On sent sa relation avec le coach d’alors, Mauricio Pochettino, idéale, voire idyllique. Autrement dit, tout va bien dans le meilleur des mondes. Mais ce que le club et ses fans ignorent en ce début de saison, c’est que cette finale perdue de Ligue des Champions couve une série de désillusions. En effet, après un décevant 8 sur 15 en championnat, le club va connaître une série de mauvais résultats notamment en Champions League. Avec une humiliante défaite 2-7 face au Bayern Munich en guise de climax.

Le douloureux divorce devient inévitable et Levy en est le premier attristé. Mi-novembre 2019, le club doit remercier le coach argentin, comme souvent en football, la tête est le premier élément que l’on coupe quand les choses tournent mal.

Mourinho, le sel qui manquait

La série prend alors une tournure complètement différente. Comme ces réactions d’un faux public dans un sitcom américain quand une guest star fait son apparition. All of Nothing recrute sans le vouloir son meilleur acteur pour la suite de la saison et c’est bien sur lui qu’elle va fatalement braquer les objectifs.

«Il y avait deux fois plus de caméras qu’avant», explique d’ailleurs une source du vestiaire à The Athletic.
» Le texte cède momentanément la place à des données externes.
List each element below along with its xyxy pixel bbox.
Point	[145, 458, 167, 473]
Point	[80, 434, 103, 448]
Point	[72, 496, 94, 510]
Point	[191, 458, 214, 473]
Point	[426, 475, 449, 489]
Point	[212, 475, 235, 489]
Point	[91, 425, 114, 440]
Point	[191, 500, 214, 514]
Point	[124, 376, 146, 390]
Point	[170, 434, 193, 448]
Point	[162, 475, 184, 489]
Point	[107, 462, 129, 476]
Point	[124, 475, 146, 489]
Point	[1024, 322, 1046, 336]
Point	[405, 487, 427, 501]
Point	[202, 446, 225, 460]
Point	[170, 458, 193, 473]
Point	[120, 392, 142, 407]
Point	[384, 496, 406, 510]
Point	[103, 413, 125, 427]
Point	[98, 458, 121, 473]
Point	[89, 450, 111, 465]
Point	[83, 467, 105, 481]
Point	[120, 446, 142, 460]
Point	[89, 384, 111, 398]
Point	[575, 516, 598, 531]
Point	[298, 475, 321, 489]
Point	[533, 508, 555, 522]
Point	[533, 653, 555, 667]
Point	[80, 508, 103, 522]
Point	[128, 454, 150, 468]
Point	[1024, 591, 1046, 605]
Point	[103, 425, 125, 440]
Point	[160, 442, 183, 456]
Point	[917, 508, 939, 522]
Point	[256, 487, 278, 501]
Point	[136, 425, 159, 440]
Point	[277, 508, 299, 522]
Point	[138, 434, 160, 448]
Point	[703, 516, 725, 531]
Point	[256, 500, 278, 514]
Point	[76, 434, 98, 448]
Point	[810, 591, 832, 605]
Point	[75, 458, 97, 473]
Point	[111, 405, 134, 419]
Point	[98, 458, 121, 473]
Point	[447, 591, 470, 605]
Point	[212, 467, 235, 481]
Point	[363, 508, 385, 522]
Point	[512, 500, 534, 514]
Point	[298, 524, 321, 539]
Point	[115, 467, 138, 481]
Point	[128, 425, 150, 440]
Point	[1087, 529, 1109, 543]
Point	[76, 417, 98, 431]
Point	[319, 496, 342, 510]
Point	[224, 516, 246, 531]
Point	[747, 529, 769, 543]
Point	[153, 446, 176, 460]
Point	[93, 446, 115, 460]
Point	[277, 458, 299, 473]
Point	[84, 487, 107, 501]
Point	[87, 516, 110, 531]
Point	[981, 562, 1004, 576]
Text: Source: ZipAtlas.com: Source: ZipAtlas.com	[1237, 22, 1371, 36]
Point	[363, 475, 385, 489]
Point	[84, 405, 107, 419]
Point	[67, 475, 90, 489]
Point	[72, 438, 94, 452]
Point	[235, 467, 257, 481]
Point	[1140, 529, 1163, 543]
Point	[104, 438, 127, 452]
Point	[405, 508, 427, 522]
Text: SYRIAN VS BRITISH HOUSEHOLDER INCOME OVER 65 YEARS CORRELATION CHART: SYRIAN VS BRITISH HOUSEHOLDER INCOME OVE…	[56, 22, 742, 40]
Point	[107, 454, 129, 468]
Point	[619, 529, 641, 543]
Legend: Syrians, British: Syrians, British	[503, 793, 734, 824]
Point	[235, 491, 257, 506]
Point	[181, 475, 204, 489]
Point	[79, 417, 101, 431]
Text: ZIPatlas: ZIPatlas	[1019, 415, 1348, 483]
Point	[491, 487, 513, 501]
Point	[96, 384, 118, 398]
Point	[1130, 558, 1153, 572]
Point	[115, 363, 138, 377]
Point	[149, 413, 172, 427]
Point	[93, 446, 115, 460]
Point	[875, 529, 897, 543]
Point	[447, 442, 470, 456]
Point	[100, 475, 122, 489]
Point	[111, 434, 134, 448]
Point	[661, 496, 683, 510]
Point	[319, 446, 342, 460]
Avec des microphones placés sur les tables de la cantine pour capter les conversations «privées» des joueurs ainsi que dans le bureau du Mou, himself.

Ce bureau est aussi le théâtre de discussions qui peuvent sembler intéressantes dans un premier temps, mais comme expliqué plus haut, on est en droit de se poser des questions quant à la sincérité de ces échanges vu les caméras qui entourent les protagonistes. Cela donne quand même lieu à une scène cocasse où Mourinho fait comprendre à Danny Rose qu’il peut aller voir ailleurs (ce qui amènera à son prêt à Newcastle), avec un sourire bien narquois dont il a le secret. Ce qui a le dont, on le sent, d’irriter le latéral gauche.
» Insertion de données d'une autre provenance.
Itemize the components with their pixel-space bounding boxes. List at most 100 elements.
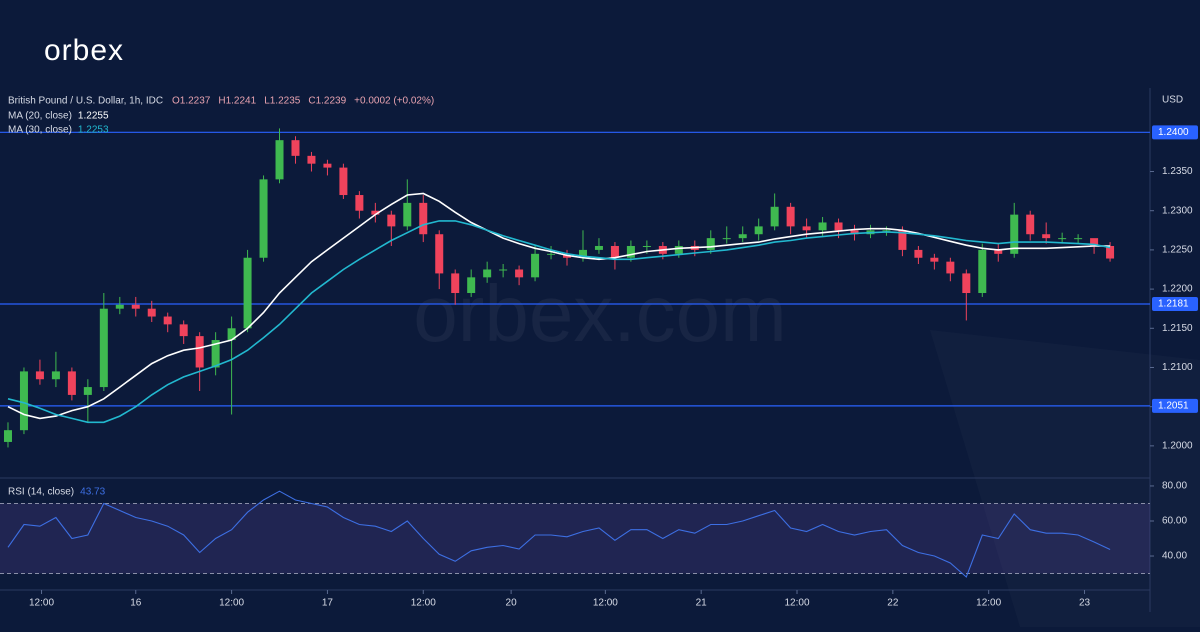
candle-body — [1026, 214, 1035, 235]
candle-body — [51, 371, 60, 380]
candle-body — [467, 277, 476, 294]
candle-body — [195, 336, 204, 368]
candle-body — [243, 257, 252, 329]
candle-body — [547, 253, 556, 255]
x-tick-label: 20 — [506, 598, 518, 609]
candle-body — [403, 202, 412, 227]
candle-body — [594, 245, 603, 250]
candle-body — [626, 245, 635, 258]
x-tick-label: 23 — [1079, 598, 1091, 609]
x-tick-label: 12:00 — [411, 598, 436, 609]
y-tick-label: 1.2250 — [1162, 245, 1193, 256]
x-tick-label: 12:00 — [976, 598, 1001, 609]
ohlc-value: C1.2239 — [308, 96, 346, 107]
candle-body — [483, 269, 492, 278]
y-tick-label: 1.2150 — [1162, 323, 1193, 334]
candle-body — [163, 316, 172, 325]
candle-body — [99, 308, 108, 388]
candle-body — [435, 234, 444, 274]
candle-body — [67, 371, 76, 395]
rsi-value: 43.73 — [80, 487, 105, 498]
level-tag — [1152, 398, 1198, 413]
candle-body — [1058, 238, 1067, 240]
candle-body — [19, 371, 28, 431]
candle-body — [419, 202, 428, 235]
candle-body — [307, 155, 316, 164]
candle-body — [275, 140, 284, 180]
candle-body — [882, 230, 891, 232]
candle-body — [818, 222, 827, 231]
level-label: 1.2400 — [1158, 127, 1189, 138]
candle-body — [754, 226, 763, 235]
candle-body — [147, 308, 156, 317]
candle-body — [531, 253, 540, 278]
ma-line — [7, 220, 1111, 424]
candle-body — [1106, 245, 1115, 259]
rsi-tick-label: 80.00 — [1162, 481, 1187, 492]
legend-name: MA (30, close) — [8, 125, 72, 136]
legend-value: 1.2255 — [78, 111, 109, 122]
x-tick-label: 12:00 — [219, 598, 244, 609]
rsi-band — [0, 503, 1150, 574]
candle-body — [834, 222, 843, 231]
candle-body — [115, 304, 124, 309]
y-tick-label: 1.2100 — [1162, 362, 1193, 373]
x-tick-label: 22 — [887, 598, 899, 609]
y-tick-label: 1.2200 — [1162, 284, 1193, 295]
candle-body — [451, 273, 460, 294]
candle-body — [227, 328, 236, 341]
ohlc-value: +0.0002 (+0.02%) — [354, 96, 434, 107]
candle-body — [898, 230, 907, 250]
candle-body — [674, 245, 683, 254]
candle-body — [259, 179, 268, 258]
candle-body — [131, 304, 140, 309]
candle-body — [642, 245, 651, 247]
candle-body — [355, 195, 364, 211]
candle-body — [499, 269, 508, 271]
x-tick-label: 21 — [696, 598, 708, 609]
candle-body — [83, 387, 92, 395]
candle-body — [1042, 234, 1051, 239]
candle-body — [1010, 214, 1019, 254]
candle-body — [211, 340, 220, 368]
x-tick-label: 16 — [130, 598, 142, 609]
candle-body — [914, 249, 923, 258]
y-axis-label: USD — [1162, 95, 1183, 106]
ohlc-value: L1.2235 — [264, 96, 301, 107]
rsi-tick-label: 60.00 — [1162, 516, 1187, 527]
ohlc-value: H1.2241 — [218, 96, 256, 107]
ohlc-value: O1.2237 — [172, 96, 211, 107]
candle-body — [850, 230, 859, 235]
x-tick-label: 12:00 — [784, 598, 809, 609]
candle-body — [930, 257, 939, 262]
candle-body — [994, 249, 1003, 254]
candle-body — [3, 430, 12, 442]
level-label: 1.2051 — [1158, 401, 1189, 412]
candle-body — [1090, 238, 1099, 246]
candle-body — [339, 167, 348, 196]
logo: orbex — [44, 34, 124, 67]
candle-body — [610, 245, 619, 258]
rsi-line — [7, 490, 1111, 578]
chart-title: British Pound / U.S. Dollar, 1h, IDC — [8, 96, 163, 107]
x-tick-label: 12:00 — [593, 598, 618, 609]
header: O1.2237 H1.2241 L1.2235 C1.2239 +0.0002 (+0.… — [8, 96, 434, 498]
candle-body — [515, 269, 524, 278]
candle-body — [323, 163, 332, 168]
legend-value: 1.2253 — [78, 125, 109, 136]
y-tick-label: 1.2000 — [1162, 441, 1193, 452]
candle-body — [802, 226, 811, 231]
candle-body — [978, 249, 987, 294]
candle-body — [786, 206, 795, 227]
plot — [0, 128, 1150, 578]
y-tick-label: 1.2350 — [1162, 166, 1193, 177]
rsi-tick-label: 40.00 — [1162, 551, 1187, 562]
candle-body — [371, 210, 380, 215]
candle-body — [946, 261, 955, 274]
rsi-name: RSI (14, close) — [8, 487, 74, 498]
candle-body — [722, 238, 731, 240]
candle-body — [179, 324, 188, 337]
level-tag — [1152, 296, 1198, 311]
Beaucoup de caméras sont également présentes dans les vestiaires et ces échanges paraissent bien plus vrais. « Il est difficile de jouer un rôle dans un vestiaire », ajoute la source. On y vit les joies et les peines des joueurs, notamment après une blessure, qui n’ont pas épargné les Spurs cette saison-là, ou une exclusion. Mourinho y joue un rôle central, forcément en tant que coach de l’équipe.

Ces causeries sont, par contre, très répétitives. Oubliez les discours tactiques, il y en aura très peu dans All or Nothing. Cela n’est sans doute pas assez divertissant pour le grand public. Les discussions se concentrent plutôt sur la rhétorique et la mentalité que Mourinho veut transmettre à ses joueurs. Cela deviendra un vrai leitmotiv: il veut que ses joueurs soient plus méchants sur le terrain. « Bad guys », « Basterds », « Don’t be fucking nice » lance le manager portugais au fil des matches.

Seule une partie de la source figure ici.